这份恩情,这份手段,足以让他献上自己的忠诚。
“陆大人。”段三平的声音沉稳而有力,“自此之后,我等残部,唯陆大人马首是瞻!”
他身后,倖存的七名金鳞卫,也齐刷刷地单膝跪地,齐声喝道:“唯陆大人马首是瞻!”
內部的整合,在血与火的洗礼中,终於完成。
然而,陆青言还没来得及喘口气。
“咔嚓”
一声比之前任何一次都要响亮的碎裂声,从祭坛的方向传来。
眾人骇然回头。
只见那颗巨大的心臟肉瘤之上,一道深可见骨的巨大裂痕,从顶部一直蔓延到了底端。
一股浓稠如墨的混沌气息,从那道裂缝中喷涌而出,將周围的光线都尽数吞噬。
有什么东西,要出来了。
“轰!”
祭坛之上,那颗跳动了万古的心臟肉瘤,在一阵剧烈到极致的收缩之后,猛然炸开!
暗红色的血肉组织向著四面八方飞溅,却在半空中就化作了最精纯的混沌能量,融入了周围的环境之中。
原地,只留下了一个不可名状的东西。
它像是一团由无数扭动的暗红色血肉和不断翻滚的黑色阴影纠缠而成的活物。
它没有固定的形態,没有五官,也没有肢体,只是在那里静静地悬浮著,仿佛是混沌与无序本身最原始的具现。
“嘰——!”
一声尖啸,从那团血肉的核心处发出。
那声音並非通过空气传播,而是直接刺入了每一个人的神魂深处。
“呃啊!”
段三平身后的几名金鳞卫当场便有两人抱头惨叫,七窍之中渗出黑色的血丝,瞬间便心神失守,昏死了过去。

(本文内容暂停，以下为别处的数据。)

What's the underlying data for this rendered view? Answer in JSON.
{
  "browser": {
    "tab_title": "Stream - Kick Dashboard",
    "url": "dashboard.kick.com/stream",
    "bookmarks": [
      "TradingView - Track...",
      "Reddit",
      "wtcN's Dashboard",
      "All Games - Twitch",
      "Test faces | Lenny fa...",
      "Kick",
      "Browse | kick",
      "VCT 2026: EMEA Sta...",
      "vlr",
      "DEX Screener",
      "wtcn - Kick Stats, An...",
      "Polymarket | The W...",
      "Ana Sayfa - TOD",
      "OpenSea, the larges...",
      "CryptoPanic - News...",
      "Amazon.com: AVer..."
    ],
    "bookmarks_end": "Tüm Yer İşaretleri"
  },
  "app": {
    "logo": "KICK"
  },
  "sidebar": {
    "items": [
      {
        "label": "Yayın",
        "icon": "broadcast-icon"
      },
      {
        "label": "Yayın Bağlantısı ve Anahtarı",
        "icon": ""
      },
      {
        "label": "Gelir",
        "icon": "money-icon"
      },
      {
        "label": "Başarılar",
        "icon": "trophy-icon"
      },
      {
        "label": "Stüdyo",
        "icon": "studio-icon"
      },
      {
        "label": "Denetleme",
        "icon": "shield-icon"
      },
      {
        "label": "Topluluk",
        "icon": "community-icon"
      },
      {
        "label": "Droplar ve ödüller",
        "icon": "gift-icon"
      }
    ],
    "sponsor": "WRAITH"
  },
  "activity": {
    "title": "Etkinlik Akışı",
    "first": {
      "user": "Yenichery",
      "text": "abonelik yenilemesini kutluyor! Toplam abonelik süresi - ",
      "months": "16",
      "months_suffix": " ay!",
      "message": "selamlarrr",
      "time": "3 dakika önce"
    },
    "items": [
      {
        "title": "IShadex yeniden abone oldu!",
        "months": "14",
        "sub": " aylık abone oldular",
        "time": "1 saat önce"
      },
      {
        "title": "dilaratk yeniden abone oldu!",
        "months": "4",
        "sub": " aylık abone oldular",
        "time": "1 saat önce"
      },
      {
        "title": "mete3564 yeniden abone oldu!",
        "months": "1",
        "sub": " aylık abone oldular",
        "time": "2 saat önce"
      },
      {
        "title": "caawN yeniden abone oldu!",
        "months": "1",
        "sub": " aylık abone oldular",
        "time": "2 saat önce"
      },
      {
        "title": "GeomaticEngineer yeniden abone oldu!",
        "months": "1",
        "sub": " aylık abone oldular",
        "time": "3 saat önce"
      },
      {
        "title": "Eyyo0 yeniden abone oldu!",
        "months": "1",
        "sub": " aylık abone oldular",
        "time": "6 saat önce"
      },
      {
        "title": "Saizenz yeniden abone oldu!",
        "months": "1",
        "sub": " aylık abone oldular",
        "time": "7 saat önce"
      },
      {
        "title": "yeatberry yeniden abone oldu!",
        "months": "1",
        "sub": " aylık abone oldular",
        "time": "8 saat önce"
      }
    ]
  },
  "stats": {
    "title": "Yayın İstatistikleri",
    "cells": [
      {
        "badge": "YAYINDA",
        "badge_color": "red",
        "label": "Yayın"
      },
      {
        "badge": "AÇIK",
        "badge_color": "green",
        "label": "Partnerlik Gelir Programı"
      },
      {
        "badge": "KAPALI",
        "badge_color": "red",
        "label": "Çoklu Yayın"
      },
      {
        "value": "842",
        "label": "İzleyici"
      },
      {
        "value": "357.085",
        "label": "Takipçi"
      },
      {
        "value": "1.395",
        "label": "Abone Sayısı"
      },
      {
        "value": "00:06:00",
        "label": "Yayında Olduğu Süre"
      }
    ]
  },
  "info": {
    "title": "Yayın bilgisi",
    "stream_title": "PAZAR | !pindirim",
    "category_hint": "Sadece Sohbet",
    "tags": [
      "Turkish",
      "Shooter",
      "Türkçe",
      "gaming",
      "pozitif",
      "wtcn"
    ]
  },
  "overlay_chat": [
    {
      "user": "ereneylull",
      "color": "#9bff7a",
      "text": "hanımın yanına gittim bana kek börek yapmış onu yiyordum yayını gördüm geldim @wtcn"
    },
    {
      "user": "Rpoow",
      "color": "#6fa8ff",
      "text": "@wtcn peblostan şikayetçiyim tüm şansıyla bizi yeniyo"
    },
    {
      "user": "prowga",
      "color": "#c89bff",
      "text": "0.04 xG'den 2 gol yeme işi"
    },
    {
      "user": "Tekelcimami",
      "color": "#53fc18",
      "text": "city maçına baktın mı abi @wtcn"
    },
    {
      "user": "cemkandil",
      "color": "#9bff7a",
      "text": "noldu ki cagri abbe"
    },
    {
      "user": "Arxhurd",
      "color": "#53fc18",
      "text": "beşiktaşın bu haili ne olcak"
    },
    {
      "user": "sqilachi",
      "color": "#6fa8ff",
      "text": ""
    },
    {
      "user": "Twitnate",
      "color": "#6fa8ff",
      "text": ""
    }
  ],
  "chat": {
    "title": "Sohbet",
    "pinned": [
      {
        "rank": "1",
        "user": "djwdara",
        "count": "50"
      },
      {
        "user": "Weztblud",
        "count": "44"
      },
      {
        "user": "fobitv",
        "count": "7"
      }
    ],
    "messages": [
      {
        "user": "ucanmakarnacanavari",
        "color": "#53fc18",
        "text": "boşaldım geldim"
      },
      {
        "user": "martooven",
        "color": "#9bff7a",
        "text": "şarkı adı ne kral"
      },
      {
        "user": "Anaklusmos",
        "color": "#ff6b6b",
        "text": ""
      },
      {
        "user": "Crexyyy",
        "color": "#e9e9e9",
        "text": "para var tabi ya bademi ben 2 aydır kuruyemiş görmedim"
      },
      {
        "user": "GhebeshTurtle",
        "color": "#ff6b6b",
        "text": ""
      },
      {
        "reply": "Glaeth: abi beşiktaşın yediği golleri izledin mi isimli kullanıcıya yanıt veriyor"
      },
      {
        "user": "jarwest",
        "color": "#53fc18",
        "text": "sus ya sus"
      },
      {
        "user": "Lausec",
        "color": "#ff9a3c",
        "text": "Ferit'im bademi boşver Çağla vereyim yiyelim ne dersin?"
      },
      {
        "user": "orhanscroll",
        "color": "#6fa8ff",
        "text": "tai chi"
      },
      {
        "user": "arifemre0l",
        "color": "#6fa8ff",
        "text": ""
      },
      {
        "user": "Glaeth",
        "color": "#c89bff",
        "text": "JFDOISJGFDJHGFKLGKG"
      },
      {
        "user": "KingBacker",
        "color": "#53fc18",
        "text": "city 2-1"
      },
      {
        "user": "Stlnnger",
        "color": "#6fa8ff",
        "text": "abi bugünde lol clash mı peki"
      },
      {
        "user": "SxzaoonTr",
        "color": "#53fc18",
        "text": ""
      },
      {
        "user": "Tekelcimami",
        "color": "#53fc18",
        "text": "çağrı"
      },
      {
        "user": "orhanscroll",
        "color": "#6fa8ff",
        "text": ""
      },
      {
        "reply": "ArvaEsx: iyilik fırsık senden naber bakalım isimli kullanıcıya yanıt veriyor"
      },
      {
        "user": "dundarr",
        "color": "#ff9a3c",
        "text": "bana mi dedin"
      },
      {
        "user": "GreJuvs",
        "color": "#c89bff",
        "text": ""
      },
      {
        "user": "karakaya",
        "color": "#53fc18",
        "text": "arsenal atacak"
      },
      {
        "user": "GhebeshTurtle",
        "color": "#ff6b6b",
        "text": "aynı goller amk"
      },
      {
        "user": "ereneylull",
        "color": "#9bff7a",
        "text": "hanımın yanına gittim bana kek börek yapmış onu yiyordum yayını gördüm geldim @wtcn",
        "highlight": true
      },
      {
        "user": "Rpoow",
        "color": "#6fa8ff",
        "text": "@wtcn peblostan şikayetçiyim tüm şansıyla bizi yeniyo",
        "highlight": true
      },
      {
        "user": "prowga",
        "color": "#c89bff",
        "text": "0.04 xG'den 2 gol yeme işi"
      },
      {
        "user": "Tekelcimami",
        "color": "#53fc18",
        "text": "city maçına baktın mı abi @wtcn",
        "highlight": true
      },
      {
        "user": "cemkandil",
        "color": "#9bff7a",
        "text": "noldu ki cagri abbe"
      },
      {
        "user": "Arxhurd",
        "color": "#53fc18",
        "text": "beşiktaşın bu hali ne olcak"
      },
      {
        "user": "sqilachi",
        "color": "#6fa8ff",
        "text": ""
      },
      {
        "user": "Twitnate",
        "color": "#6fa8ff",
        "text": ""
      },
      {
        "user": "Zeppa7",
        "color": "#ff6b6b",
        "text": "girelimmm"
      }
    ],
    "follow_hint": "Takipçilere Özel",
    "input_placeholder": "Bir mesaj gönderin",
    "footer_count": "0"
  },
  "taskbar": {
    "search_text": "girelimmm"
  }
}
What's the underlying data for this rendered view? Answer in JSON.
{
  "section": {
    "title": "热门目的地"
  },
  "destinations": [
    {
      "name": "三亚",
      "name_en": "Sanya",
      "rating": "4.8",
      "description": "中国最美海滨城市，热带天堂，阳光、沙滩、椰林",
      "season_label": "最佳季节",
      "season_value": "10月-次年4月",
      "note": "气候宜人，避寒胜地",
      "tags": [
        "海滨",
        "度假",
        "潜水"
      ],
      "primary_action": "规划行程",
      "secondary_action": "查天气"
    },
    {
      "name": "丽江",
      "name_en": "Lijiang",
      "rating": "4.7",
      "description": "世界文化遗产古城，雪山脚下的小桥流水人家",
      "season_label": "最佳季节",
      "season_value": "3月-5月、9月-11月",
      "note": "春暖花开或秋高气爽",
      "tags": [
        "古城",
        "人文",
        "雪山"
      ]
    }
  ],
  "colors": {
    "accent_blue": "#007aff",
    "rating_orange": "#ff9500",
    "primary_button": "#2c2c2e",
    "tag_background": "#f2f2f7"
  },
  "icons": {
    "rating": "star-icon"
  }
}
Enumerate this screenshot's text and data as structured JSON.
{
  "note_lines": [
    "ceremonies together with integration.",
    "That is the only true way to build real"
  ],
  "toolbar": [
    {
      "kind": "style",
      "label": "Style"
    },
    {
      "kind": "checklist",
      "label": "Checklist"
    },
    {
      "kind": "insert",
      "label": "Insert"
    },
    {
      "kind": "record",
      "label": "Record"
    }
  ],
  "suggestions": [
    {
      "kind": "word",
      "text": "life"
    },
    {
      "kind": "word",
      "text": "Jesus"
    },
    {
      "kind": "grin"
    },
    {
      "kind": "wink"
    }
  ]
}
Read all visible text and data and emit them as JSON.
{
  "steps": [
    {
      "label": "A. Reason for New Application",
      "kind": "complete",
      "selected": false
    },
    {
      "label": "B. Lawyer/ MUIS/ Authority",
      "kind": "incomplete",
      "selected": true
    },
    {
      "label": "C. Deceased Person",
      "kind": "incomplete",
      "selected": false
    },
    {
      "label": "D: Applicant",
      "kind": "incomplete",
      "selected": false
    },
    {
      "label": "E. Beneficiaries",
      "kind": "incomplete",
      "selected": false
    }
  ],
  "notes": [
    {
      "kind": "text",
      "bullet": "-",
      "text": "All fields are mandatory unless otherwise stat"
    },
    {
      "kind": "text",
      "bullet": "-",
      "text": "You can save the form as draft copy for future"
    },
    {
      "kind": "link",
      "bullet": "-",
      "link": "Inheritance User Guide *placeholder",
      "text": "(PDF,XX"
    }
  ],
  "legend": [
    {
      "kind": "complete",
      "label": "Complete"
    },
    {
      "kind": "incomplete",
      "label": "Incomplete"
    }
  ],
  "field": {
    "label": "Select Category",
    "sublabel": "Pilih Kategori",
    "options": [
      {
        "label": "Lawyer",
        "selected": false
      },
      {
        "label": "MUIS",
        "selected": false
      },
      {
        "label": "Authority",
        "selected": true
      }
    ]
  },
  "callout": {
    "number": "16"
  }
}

就连段三平本人,也闷哼一声,只觉得眼前一黑,脑子里像是有无数只虫子在啃食,神魂传来一阵阵撕裂般的剧痛。
陆青言的安全区,在这声尖啸之下,也剧烈地波动起来,仿佛隨时都会溃散。
他脸色又白了一分,强行稳固住道心,才將那股精神衝击抵挡下来。
“这————这是什么怪物————”一名金鳞卫声音颤抖,脸上写满了恐惧。
这就是被镇压了万古的上古魔神?
它没有毁天灭地的威势,也没有君临天下的气魄,但这种直指神魂本源的攻击方式,比任何物理上的毁灭都更加可怕,更加无解。
就在眾人心神为之所夺时,那个刚刚跪地臣服的男人,动了。
萧清山。
他重新捡起了掉落在地上的铁木长矛。
刚才那声尖啸,同样让他痛苦不堪,但他心中的那股狠厉与悍勇,却也被彻底激发了出来。
“孽畜!受死!”
萧清山发出一声震天的怒吼,他將体內残存的所有气力,都灌注到了手中的长矛之上。
他本就身受重伤,此刻更是压榨了生命的潜力。
他那魁梧的身躯,如同一张拉满的强弓,猛地向前弹射而出。
他整个人,连同手中的长矛,化作了一道决绝的黑色直线,带著一往无前的气势,狠狠地刺向了那团悬浮在祭坛上方的混沌幼体。
这一击,凝聚了他此生最巔峰的武道意志。
矛尖撕裂空气,甚至带起了一丝丝微弱的火星。
然后,在所有人惊愕的目光中,那足以洞穿城墙的致命一矛,毫无阻碍地从那团扭动的血肉阴影中穿了过去。
如同刺入了一团幻影。
萧清山一击落空,巨大的惯性让他直接从祭坛上空飞过,重重地摔在了另一边。
而那团混沌幼体,毫髮无伤。
不,它並非毫髮无伤。
它那不定的形態,似乎比之前凝实了一丝。
一股纯粹的杀伐意念,从萧清山的长矛上被剥离出来,如同养分一般,被它贪婪地吸收。
它,以杀意为食!
“这东西————没有实体!”段三平脸色难看到了极点。
他猛地向前一步,手中的佩刀划出一道凌厉的弧线。
一道凝练的刀罡脱手而出,带著斩断一切的气势,劈向那团幼体。
结果,与萧清山的长矛一般无二。
刀罡穿体而过,没有造成任何伤害,反而让那团幼体再次壮大了一丝。
免疫一切物理攻击!
这个认知狠狠地砸在了每个倖存者的心上。
打不死,杀不掉。
而它那防不胜防的神魂尖啸,却能轻易地致他们於死地。
这还怎么打?
绝望如同冰冷的海水,再次將眾人淹没。